Même le plaisir de celui des «belles et honnêtes femmes» appartenait de plus en plus au passé, il lui restait le troisième des « trois commerces » décrit par Montaigne dans un chapitre. iI lui restait celui des livres. Il en profitait pour relire les auteurs antiques préférés comme Sénèque, Aristote, Diogène, Xénophon et d’autres auteurs. Il s’intéressait également aux ouvrages contemporains et des récits de voyages comme celui sur les Indes orientales par Gasparo Balbi, des descriptions sur la Chine décrites par le missionnaire Juan Gonzalez de Mendoza. Arlette Jouanna évoque dans les dernières pages la vie de Montaigne, ses joies et ses désillusions familiales comme avec le mariage de sa fille Léonor, Montaigne pensait que son gendre François de la Tour reprendrait le domaine et resterait avec sa jeune épouse auprès de lui or il n’en fut rien. Ce fut seulement avec la perte de son mari et avec son remariage, accompagnée de ses deux filles que Léonor avec son second époux Charles de Gamaches vicomte de Raimont proche par des réseaux familiaux avec la famille de Chassaigne par l’oncle maternel d’Éléonor vinrent s’installer au château ce qui aurait ravi Montaigne. La mort de Montaigne survint le 13 septembre 1592 à l’âge de 59 ans et demi. On sait peu de chose sur sa mort. Quelques informations relatives, une lettre rédigée par Étienne Pasquier décrivant les trois derniers jours de l’écrivain souffrant d’une aphasie ou d’un accident vasculaire cérébral mais sans certitude.

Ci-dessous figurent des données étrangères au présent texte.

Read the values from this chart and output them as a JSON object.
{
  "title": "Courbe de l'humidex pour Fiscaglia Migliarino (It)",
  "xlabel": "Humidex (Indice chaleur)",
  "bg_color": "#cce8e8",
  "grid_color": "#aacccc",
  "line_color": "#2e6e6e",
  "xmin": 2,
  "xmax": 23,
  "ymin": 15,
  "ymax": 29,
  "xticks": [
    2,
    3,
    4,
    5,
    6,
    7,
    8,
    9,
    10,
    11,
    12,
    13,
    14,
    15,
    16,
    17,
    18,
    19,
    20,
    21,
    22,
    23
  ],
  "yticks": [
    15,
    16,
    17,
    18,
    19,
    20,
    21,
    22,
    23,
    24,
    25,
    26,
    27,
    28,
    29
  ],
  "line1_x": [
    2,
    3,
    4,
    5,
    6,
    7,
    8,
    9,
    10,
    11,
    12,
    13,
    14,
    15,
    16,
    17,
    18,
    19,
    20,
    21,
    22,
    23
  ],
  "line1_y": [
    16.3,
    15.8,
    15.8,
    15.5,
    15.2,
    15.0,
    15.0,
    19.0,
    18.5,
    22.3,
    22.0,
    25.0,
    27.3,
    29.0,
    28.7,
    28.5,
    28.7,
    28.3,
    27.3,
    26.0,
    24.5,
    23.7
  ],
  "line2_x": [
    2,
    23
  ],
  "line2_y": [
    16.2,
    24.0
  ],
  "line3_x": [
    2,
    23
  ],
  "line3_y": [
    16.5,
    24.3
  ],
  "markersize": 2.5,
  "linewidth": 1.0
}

Une biographie somptueuse, magistrale, éclairante sur un homme exceptionnel que fut Montaigne proposée par Arlette Jouanna est à lire de toute urgence. Un récit biographique et historique écrit d’une manière limpide alternant entre les Essais et les références historiques rigoureuses satisfera autant les amateurs de la Grande Histoire que les spécialistes, des initiés du beau XVIe siècle tant l’historienne a replacé le gentilhomme campagnard dans un contexte parfaitement maîtrisé par une des plus grandes spécialistes de cette période et par l’immense travail de lecture d’archives dont témoignent les quatre-vingt pages de références et de notes.